Décembre 1999. Au Mans, Claude Ventura et sa narratrice Pascale Thirode filment les lieux du drame, interrogent la mémoire sarthoise. Rencontrent la journaliste Paulette Houdyer, tenante farouche de l'hypothèse homosexuelle.
2000. Mais revenons à Claude Ventura, un an avant la mort de Léa. Il remonte la piste jusqu'à Nantes. Dans un cimetière nantais, la concession funéraire de Clémence Derré, mère des deux bonnes mancelles, est régulièrement renouvelée par la cadette. "Je n'avais jamais imaginé rencontrer Léa Papin en vie, dit Claude Ventura. Si j'avais su qu'elle était vivante, je n'aurais même pas fait le film."
Quand ils frappent à la porte des voisins, ceux-ci renvoient une tout autre image de Léa que la jeune mutique du procès. Ils n'ont pas lu Paris-Match, ni Jean Genêt, ils ignorent son passé. Le réalisateur ne les décille pas. Ils parlent d'elle comme d'une femme active, que tout le monde connaît dans l'immeuble de Notre-Dame du Bon-Port, qui a refait son existence, est devenue couturière. L'image presque idéale d'une réinsertion réussie, d'une vie privée reconstruite sous son propre nom après paiement de la dette.
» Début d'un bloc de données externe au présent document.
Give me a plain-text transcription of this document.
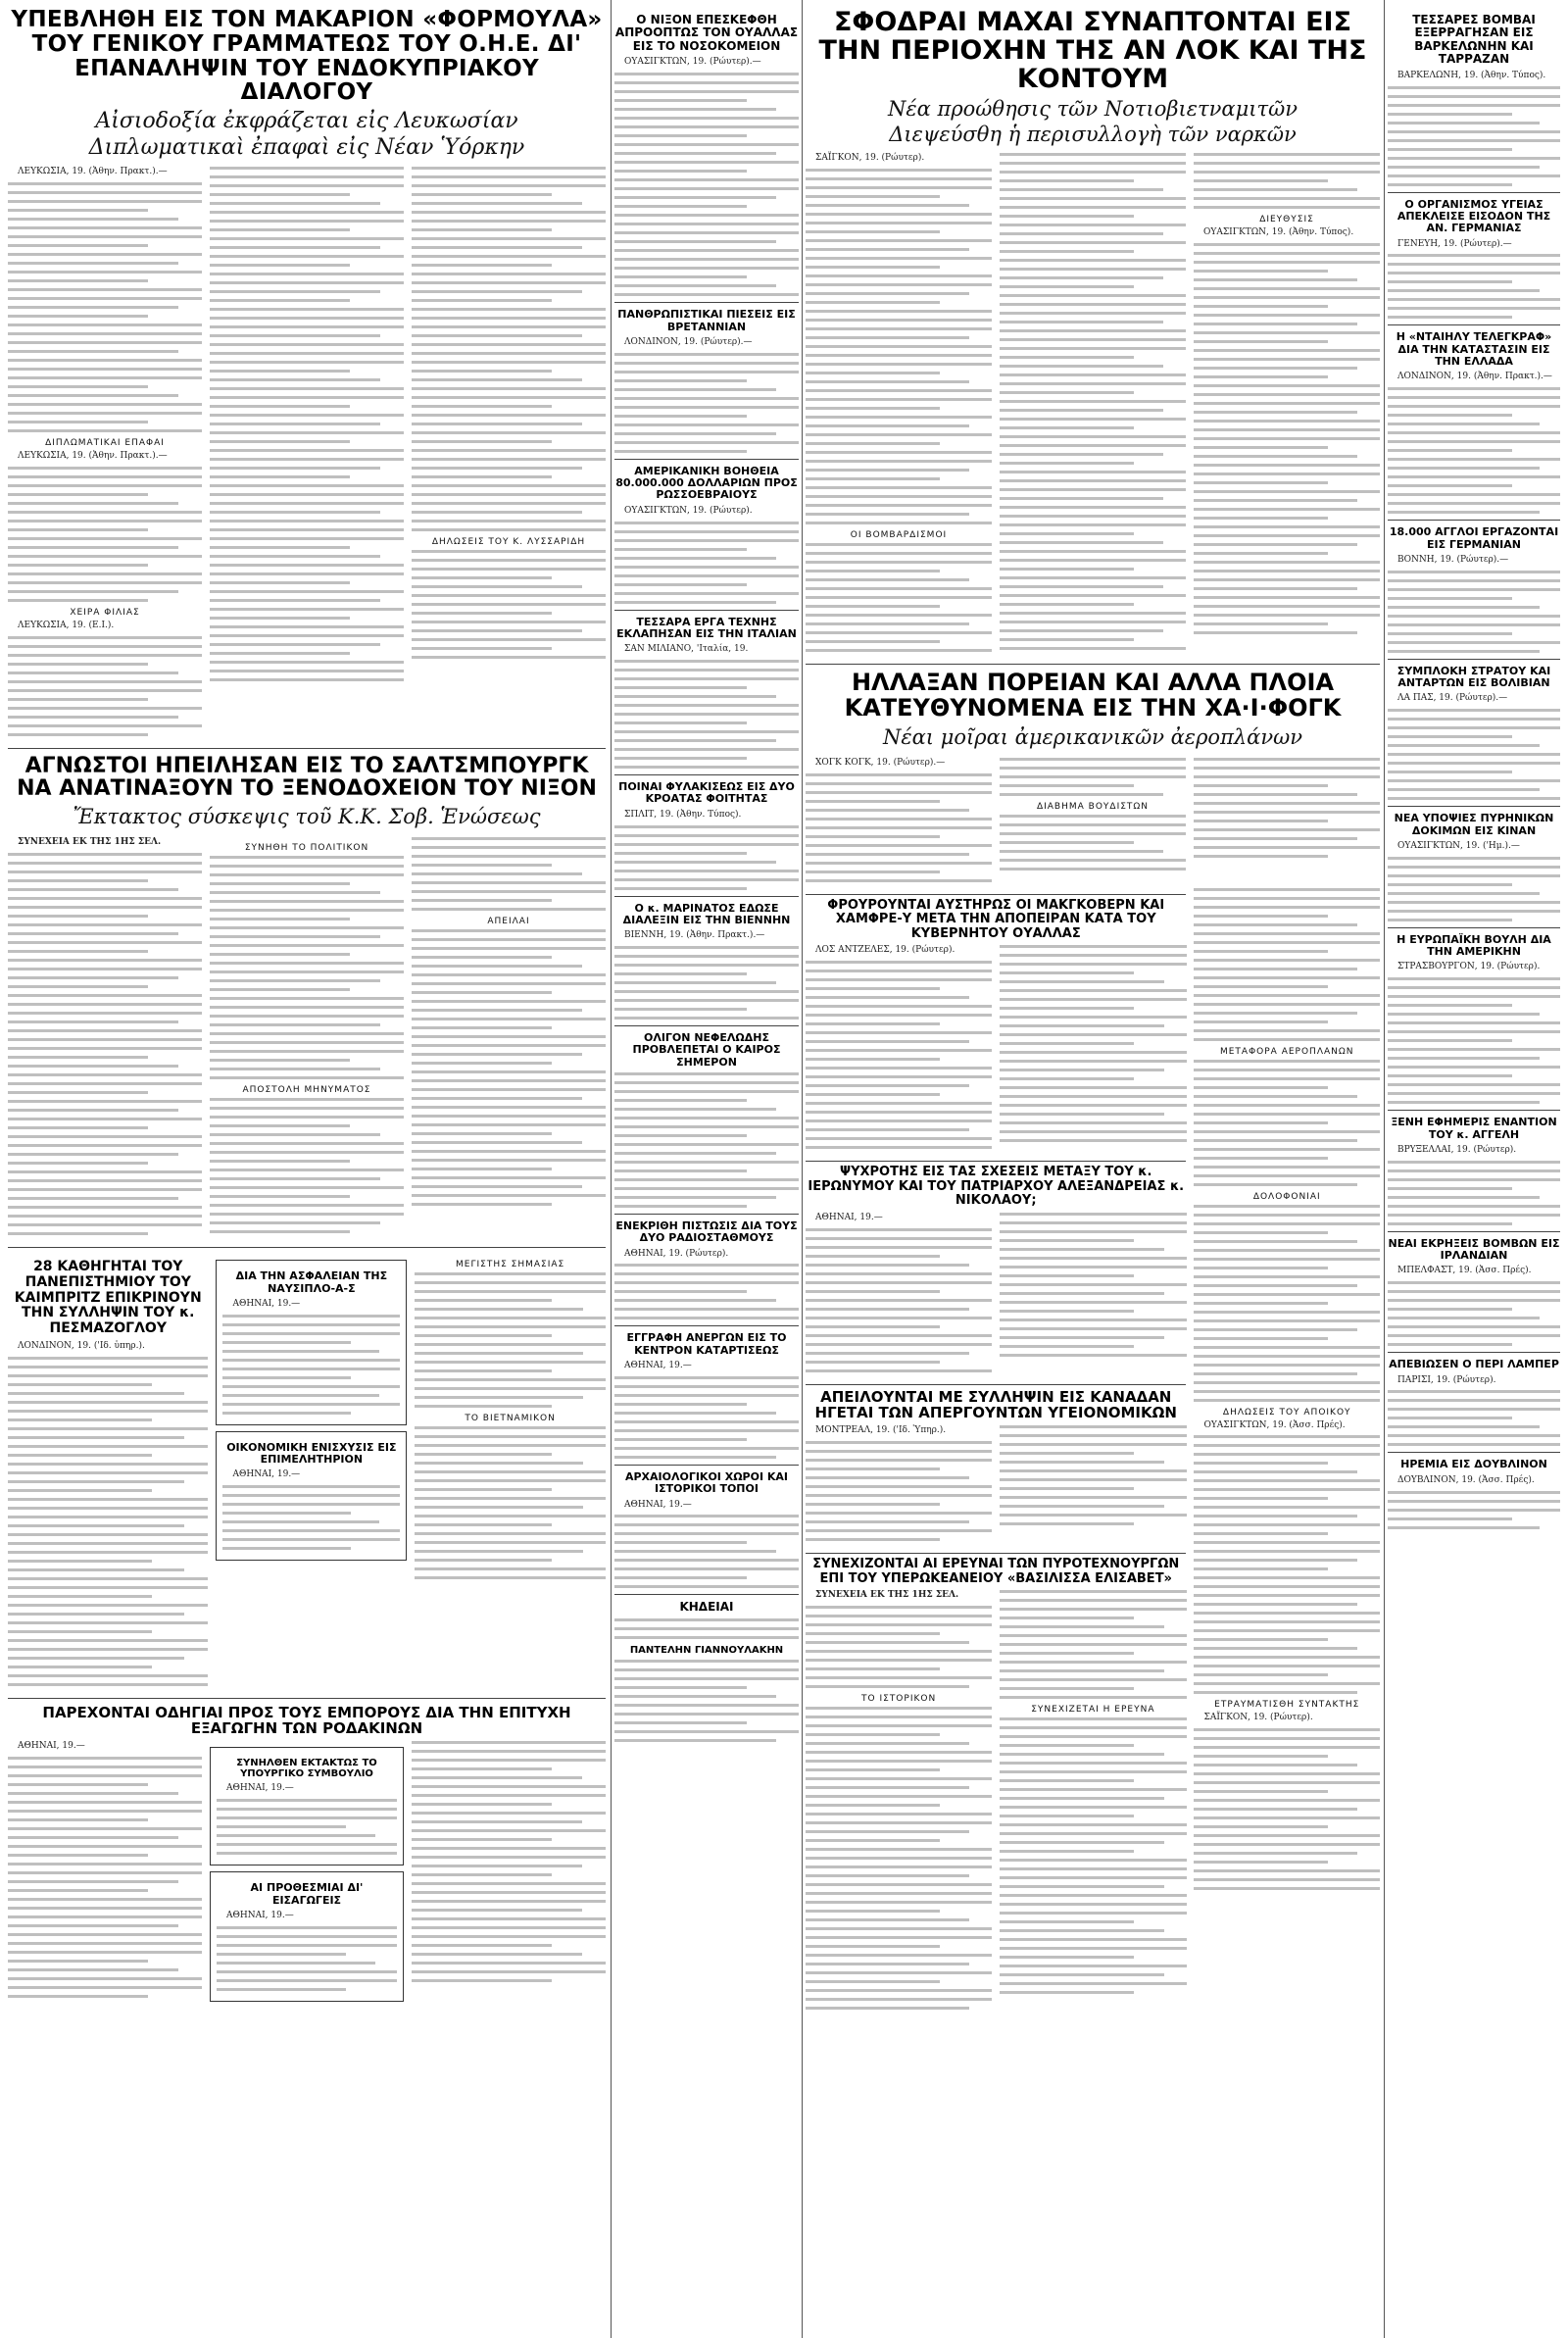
ΥΠΕΒΛΗΘΗ ΕΙΣ ΤΟΝ ΜΑΚΑΡΙΟΝ «ΦΟΡΜΟΥΛΑ» ΤΟΥ ΓΕΝΙΚΟΥ ΓΡΑΜΜΑΤΕΩΣ ΤΟΥ Ο.Η.Ε. ΔΙ' ΕΠΑΝΑΛΗΨΙΝ ΤΟΥ ΕΝΔΟΚΥΠΡΙΑΚΟΥ ΔΙΑΛΟΓΟΥ
Αἰσιοδοξία ἐκφράζεται εἰς Λευκωσίαν
Διπλωματικαὶ ἐπαφαὶ εἰς Νέαν Ὑόρκην

ΛΕΥΚΩΣΙΑ, 19. (Ἀθην. Πρακτ.).—

ΔΙΠΛΩΜΑΤΙΚΑΙ ΕΠΑΦΑΙ

ΛΕΥΚΩΣΙΑ, 19. (Ἀθην. Πρακτ.).—

ΧΕΙΡΑ ΦΙΛΙΑΣ

ΛΕΥΚΩΣΙΑ, 19. (Ε.Ι.).

ΔΗΛΩΣΕΙΣ ΤΟΥ Κ. ΛΥΣΣΑΡΙΔΗ
ΑΓΝΩΣΤΟΙ ΗΠΕΙΛΗΣΑΝ ΕΙΣ ΤΟ ΣΑΛΤΣΜΠΟΥΡΓΚ ΝΑ ΑΝΑΤΙΝΑΞΟΥΝ ΤΟ ΞΕΝΟΔΟΧΕΙΟΝ ΤΟΥ ΝΙΞΟΝ
Ἔκτακτος σύσκεψις τοῦ Κ.Κ. Σοβ. Ἑνώσεως

ΣΥΝΕΧΕΙΑ ΕΚ ΤΗΣ 1ΗΣ ΣΕΛ.

ΣΥΝΗΘΗ ΤΟ ΠΟΛΙΤΙΚΟΝ
ΑΠΟΣΤΟΛΗ ΜΗΝΥΜΑΤΟΣ
ΑΠΕΙΛΑΙ
28 ΚΑΘΗΓΗΤΑΙ ΤΟΥ ΠΑΝΕΠΙΣΤΗΜΙΟΥ ΤΟΥ ΚΑΙΜΠΡΙΤΖ ΕΠΙΚΡΙΝΟΥΝ ΤΗΝ ΣΥΛΛΗΨΙΝ ΤΟΥ κ. ΠΕΣΜΑΖΟΓΛΟΥ

ΛΟΝΔΙΝΟΝ, 19. ('Ιδ. ὑπηρ.).

ΔΙΑ ΤΗΝ ΑΣΦΑΛΕΙΑΝ ΤΗΣ ΝΑΥΣΙΠΛΟ-Α-Σ

ΑΘΗΝΑΙ, 19.—

ΟΙΚΟΝΟΜΙΚΗ ΕΝΙΣΧΥΣΙΣ ΕΙΣ ΕΠΙΜΕΛΗΤΗΡΙΟΝ

ΑΘΗΝΑΙ, 19.—

ΜΕΓΙΣΤΗΣ ΣΗΜΑΣΙΑΣ
ΤΟ ΒΙΕΤΝΑΜΙΚΟΝ
ΠΑΡΕΧΟΝΤΑΙ ΟΔΗΓΙΑΙ ΠΡΟΣ ΤΟΥΣ ΕΜΠΟΡΟΥΣ ΔΙΑ ΤΗΝ ΕΠΙΤΥΧΗ ΕΞΑΓΩΓΗΝ ΤΩΝ ΡΟΔΑΚΙΝΩΝ

ΑΘΗΝΑΙ, 19.—

ΣΥΝΗΛΘΕΝ ΕΚΤΑΚΤΩΣ ΤΟ ΥΠΟΥΡΓΙΚΟ ΣΥΜΒΟΥΛΙΟ

ΑΘΗΝΑΙ, 19.—

ΑΙ ΠΡΟΘΕΣΜΙΑΙ ΔΙ' ΕΙΣΑΓΩΓΕΙΣ

ΑΘΗΝΑΙ, 19.—

Ο ΝΙΞΟΝ ΕΠΕΣΚΕΦΘΗ ΑΠΡΟΟΠΤΩΣ ΤΟΝ ΟΥΑΛΛΑΣ ΕΙΣ ΤΟ ΝΟΣΟΚΟΜΕΙΟΝ

ΟΥΑΣΙΓΚΤΩΝ, 19. (Ρώυτερ).—

ΠΑΝΘΡΩΠΙΣΤΙΚΑΙ ΠΙΕΣΕΙΣ ΕΙΣ ΒΡΕΤΑΝΝΙΑΝ

ΛΟΝΔΙΝΟΝ, 19. (Ρώυτερ).—

ΑΜΕΡΙΚΑΝΙΚΗ ΒΟΗΘΕΙΑ 80.000.000 ΔΟΛΛΑΡΙΩΝ ΠΡΟΣ ΡΩΣΣΟΕΒΡΑΙΟΥΣ

ΟΥΑΣΙΓΚΤΩΝ, 19. (Ρώυτερ).

ΤΕΣΣΑΡΑ ΕΡΓΑ ΤΕΧΝΗΣ ΕΚΛΑΠΗΣΑΝ ΕΙΣ ΤΗΝ ΙΤΑΛΙΑΝ

ΣΑΝ ΜΙΛΙΑΝΟ, 'Ιταλία, 19.

ΠΟΙΝΑΙ ΦΥΛΑΚΙΣΕΩΣ ΕΙΣ ΔΥΟ ΚΡΟΑΤΑΣ ΦΟΙΤΗΤΑΣ

ΣΠΛΙΤ, 19. (Ἀθην. Τύπος).

Ο κ. ΜΑΡΙΝΑΤΟΣ ΕΔΩΣΕ ΔΙΑΛΕΞΙΝ ΕΙΣ ΤΗΝ ΒΙΕΝΝΗΝ

ΒΙΕΝΝΗ, 19. (Ἀθην. Πρακτ.).—

ΟΛΙΓΟΝ ΝΕΦΕΛΩΔΗΣ ΠΡΟΒΛΕΠΕΤΑΙ Ο ΚΑΙΡΟΣ ΣΗΜΕΡΟΝ
ΕΝΕΚΡΙΘΗ ΠΙΣΤΩΣΙΣ ΔΙΑ ΤΟΥΣ ΔΥΟ ΡΑΔΙΟΣΤΑΘΜΟΥΣ

ΑΘΗΝΑΙ, 19. (Ρώυτερ).

ΕΓΓΡΑΦΗ ΑΝΕΡΓΩΝ ΕΙΣ ΤΟ ΚΕΝΤΡΟΝ ΚΑΤΑΡΤΙΣΕΩΣ

ΑΘΗΝΑΙ, 19.—

ΑΡΧΑΙΟΛΟΓΙΚΟΙ ΧΩΡΟΙ ΚΑΙ ΙΣΤΟΡΙΚΟΙ ΤΟΠΟΙ

ΑΘΗΝΑΙ, 19.—

ΚΗΔΕΙΑΙ
ΠΑΝΤΕΛΗΝ ΓΙΑΝΝΟΥΛΑΚΗΝ
ΣΦΟΔΡΑΙ ΜΑΧΑΙ ΣΥΝΑΠΤΟΝΤΑΙ ΕΙΣ ΤΗΝ ΠΕΡΙΟΧΗΝ ΤΗΣ ΑΝ ΛΟΚ ΚΑΙ ΤΗΣ ΚΟΝΤΟΥΜ
Νέα προώθησις τῶν Νοτιοβιετναμιτῶν
Διεψεύσθη ἡ περισυλλογὴ τῶν ναρκῶν

ΣΑΪΓΚΟΝ, 19. (Ρώυτερ).

ΟΙ ΒΟΜΒΑΡΔΙΣΜΟΙ
ΔΙΕΥΘΥΣΙΣ

ΟΥΑΣΙΓΚΤΩΝ, 19. (Ἀθην. Τύπος).

ΗΛΛΑΞΑΝ ΠΟΡΕΙΑΝ ΚΑΙ ΑΛΛΑ ΠΛΟΙΑ ΚΑΤΕΥΘΥΝΟΜΕΝΑ ΕΙΣ ΤΗΝ ΧΑ·Ι·ΦΟΓΚ
Νέαι μοῖραι ἀμερικανικῶν ἀεροπλάνων

ΧΟΓΚ ΚΟΓΚ, 19. (Ρώυτερ).—

ΔΙΑΒΗΜΑ ΒΟΥΔΙΣΤΩΝ
ΦΡΟΥΡΟΥΝΤΑΙ ΑΥΣΤΗΡΩΣ ΟΙ ΜΑΚΓΚΟΒΕΡΝ ΚΑΙ ΧΑΜΦΡΕ-Υ ΜΕΤΑ ΤΗΝ ΑΠΟΠΕΙΡΑΝ ΚΑΤΑ ΤΟΥ ΚΥΒΕΡΝΗΤΟΥ ΟΥΑΛΛΑΣ

ΛΟΣ ΑΝΤΖΕΛΕΣ, 19. (Ρώυτερ).

ΨΥΧΡΟΤΗΣ ΕΙΣ ΤΑΣ ΣΧΕΣΕΙΣ ΜΕΤΑΞΥ ΤΟΥ κ. ΙΕΡΩΝΥΜΟΥ ΚΑΙ ΤΟΥ ΠΑΤΡΙΑΡΧΟΥ ΑΛΕΞΑΝΔΡΕΙΑΣ κ. ΝΙΚΟΛΑΟΥ;

ΑΘΗΝΑΙ, 19.—

ΑΠΕΙΛΟΥΝΤΑΙ ΜΕ ΣΥΛΛΗΨΙΝ ΕΙΣ ΚΑΝΑΔΑΝ ΗΓΕΤΑΙ ΤΩΝ ΑΠΕΡΓΟΥΝΤΩΝ ΥΓΕΙΟΝΟΜΙΚΩΝ

ΜΟΝΤΡΕΑΛ, 19. ('Ιδ. Ὑπηρ.).

ΣΥΝΕΧΙΖΟΝΤΑΙ ΑΙ ΕΡΕΥΝΑΙ ΤΩΝ ΠΥΡΟΤΕΧΝΟΥΡΓΩΝ ΕΠΙ ΤΟΥ ΥΠΕΡΩΚΕΑΝΕΙΟΥ «ΒΑΣΙΛΙΣΣΑ ΕΛΙΣΑΒΕΤ»

ΣΥΝΕΧΕΙΑ ΕΚ ΤΗΣ 1ΗΣ ΣΕΛ.

ΤΟ ΙΣΤΟΡΙΚΟΝ
ΣΥΝΕΧΙΖΕΤΑΙ Η ΕΡΕΥΝΑ
ΜΕΤΑΦΟΡΑ ΑΕΡΟΠΛΑΝΩΝ
ΔΟΛΟΦΟΝΙΑΙ
ΔΗΛΩΣΕΙΣ ΤΟΥ ΑΠΟΙΚΟΥ

ΟΥΑΣΙΓΚΤΩΝ, 19. (Ἀσσ. Πρές).

ΕΤΡΑΥΜΑΤΙΣΘΗ ΣΥΝΤΑΚΤΗΣ

ΣΑΪΓΚΟΝ, 19. (Ρώυτερ).

ΤΕΣΣΑΡΕΣ ΒΟΜΒΑΙ ΕΞΕΡΡΑΓΗΣΑΝ ΕΙΣ ΒΑΡΚΕΛΩΝΗΝ ΚΑΙ ΤΑΡΡΑΖΑΝ

ΒΑΡΚΕΛΩΝΗ, 19. (Ἀθην. Τύπος).

Ο ΟΡΓΑΝΙΣΜΟΣ ΥΓΕΙΑΣ ΑΠΕΚΛΕΙΣΕ ΕΙΣΟΔΟΝ ΤΗΣ ΑΝ. ΓΕΡΜΑΝΙΑΣ

ΓΕΝΕΥΗ, 19. (Ρώυτερ).—

Η «ΝΤΑΙΗΛΥ ΤΕΛΕΓΚΡΑΦ» ΔΙΑ ΤΗΝ ΚΑΤΑΣΤΑΣΙΝ ΕΙΣ ΤΗΝ ΕΛΛΑΔΑ

ΛΟΝΔΙΝΟΝ, 19. (Ἀθην. Πρακτ.).—

18.000 ΑΓΓΛΟΙ ΕΡΓΑΖΟΝΤΑΙ ΕΙΣ ΓΕΡΜΑΝΙΑΝ

ΒΟΝΝΗ, 19. (Ρώυτερ).—

ΣΥΜΠΛΟΚΗ ΣΤΡΑΤΟΥ ΚΑΙ ΑΝΤΑΡΤΩΝ ΕΙΣ ΒΟΛΙΒΙΑΝ

ΛΑ ΠΑΣ, 19. (Ρώυτερ).—

ΝΕΑ ΥΠΟΨΙΕΣ ΠΥΡΗΝΙΚΩΝ ΔΟΚΙΜΩΝ ΕΙΣ ΚΙΝΑΝ

ΟΥΑΣΙΓΚΤΩΝ, 19. ('Ημ.).—

Η ΕΥΡΩΠΑΪΚΗ ΒΟΥΛΗ ΔΙΑ ΤΗΝ ΑΜΕΡΙΚΗΝ

ΣΤΡΑΣΒΟΥΡΓΟΝ, 19. (Ρώυτερ).

ΞΕΝΗ ΕΦΗΜΕΡΙΣ ΕΝΑΝΤΙΟΝ ΤΟΥ κ. ΑΓΓΕΛΗ

ΒΡΥΞΕΛΛΑΙ, 19. (Ρώυτερ).

ΝΕΑΙ ΕΚΡΗΞΕΙΣ ΒΟΜΒΩΝ ΕΙΣ ΙΡΛΑΝΔΙΑΝ

ΜΠΕΛΦΑΣΤ, 19. (Ἀσσ. Πρές).

ΑΠΕΒΙΩΣΕΝ Ο ΠΕΡΙ ΛΑΜΠΕΡ

ΠΑΡΙΣΙ, 19. (Ρώυτερ).

ΗΡΕΜΙΑ ΕΙΣ ΔΟΥΒΛΙΝΟΝ

ΔΟΥΒΛΙΝΟΝ, 19. (Ἀσσ. Πρές).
Aphasique depuis la chute qui l'a contrainte à quitter son domicile, elle se trouvait dans une résidence de long séjour. Claude Ventura et Pascale Thirode s'y présentent et demandent à la voir. "Je n'ai pas voulu qu'elle voie que je la filmais, j'ai seulement filmé le fantôme avec un caméscope, sans vouloir utiliser cette image. Nous lui avons dit que nous venions de la part de ses voisins. Mais je ne lui ai pas parlé de l'affaire, j'aurais trouvé ça moche."
Au cours du montage, l'idée s'impose de clore le suspense par cette image. Muette comme lors de son procès. Mais que sait aujourd'hui Léa de l'affaire Papin ? Ce visage et ces yeux farouches ("Sitting Bull pris par les Yankees") ont traversé le siècle avec leur mystère.
Daniel Morvan
En quête des soeurs Papin, film de Claude Ventura, 2000.